Thu Jun 10 08:53:45 PDT 2004

>> Vorbis makes use of any transform you want.  Currently there's
>> only one transform defined, and that's the MDCT, sure.  That
>> doesn't mean we're stuck with it forever.
>
> in case of Vorbis I, yes. That's what I meant.

You *can* have different transforms in Vorbis I files; they just
won't be "standard", and so can't be decoded by standard decoders.

But there's nothing stopping you from experimenting with new
transforms, if you want -- no need to wait for Vorbis II.

>> Sharing the floors decreases the space needed for the
>> floors, but increases the space needed for the
>> residues.
>
> it depends on how similar these floor curves would be.
> the possibiliby of sharing the curves of several small
> transform blocks is IMHO an advantage and an easy-to-do
> thing for Vorbis II. It can be used for a more compact
> representation without introducing more complexity.

I'm not saying it can't help; it just requires some
experimenting.

The residue typically takes up much more space than the
floor, so that points to having more exact floors per
block probably being advantageous; on the other hand,
for example, in the higher frequency bands, the
residue data is a) almost pure noise and b) very often
only ones and zeroes, so sharing floor curves there might
help.

If you have time, you might want to do some testing...
Full tuning will take a lot longer, though :-(

>> So this is a tradeoff.  Also, deciding
>> per group of packets if floors should be shared again
>> wastes a few bits; more tradeoffs.
>
> i wouldn't say these bits are wasted because these
> bits are used as a replacement for multiple floor curves.

s/wastes/uses/ , okay.

> in case you only want to use short-transform packets which only
> contain one MDCT spectrum per channel (Vorbis I style) this approach
> only 'wastes' _ONE_ bit per short-transform-packet.

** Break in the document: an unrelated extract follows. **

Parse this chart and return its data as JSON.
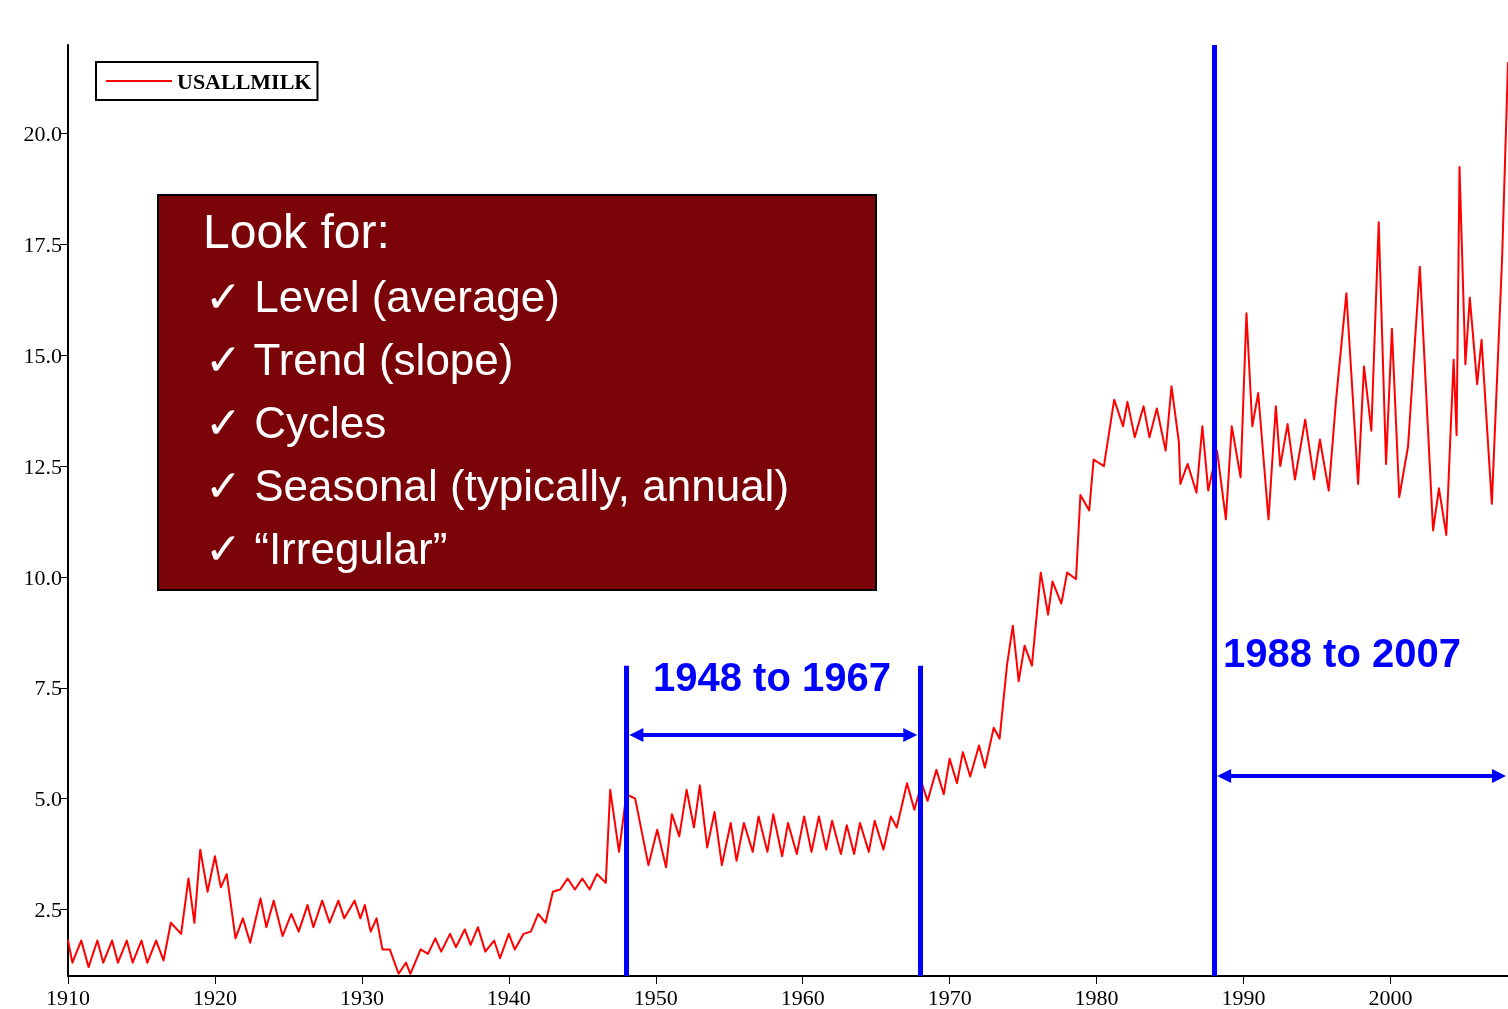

And in 32kbps/channel you only have _NINETY-THREE_ bits per such
a block _total_.

> if some floor curves would be very similar (not unlikely) you can
> save one floor encoding for another bit.
> the overhead is really really small compared to the savings you
> can get.

You can also code the difference between two floors, if they are
very similar.  Or do either of these schemes for the high
frequency bands only (or any other subset of the frequencies).
etc. etc.  More experimenting is needed!

> do you have anny comments like "yes, i think it's a good idead"
> or "no, i don't like the idea because ..." ? :)

"Yes, this might save some bits; no, I don't think it's as easy
as this".

It can cause bad (i.e., not natural sounding) artifacts because
it does some sort of blocking.

Also, quite importantly for Vorbis, audio packets won't be
independently decodable anymore.  You'll only need to go
back a few packets to be able to decode it, but...

Have fun,

Segher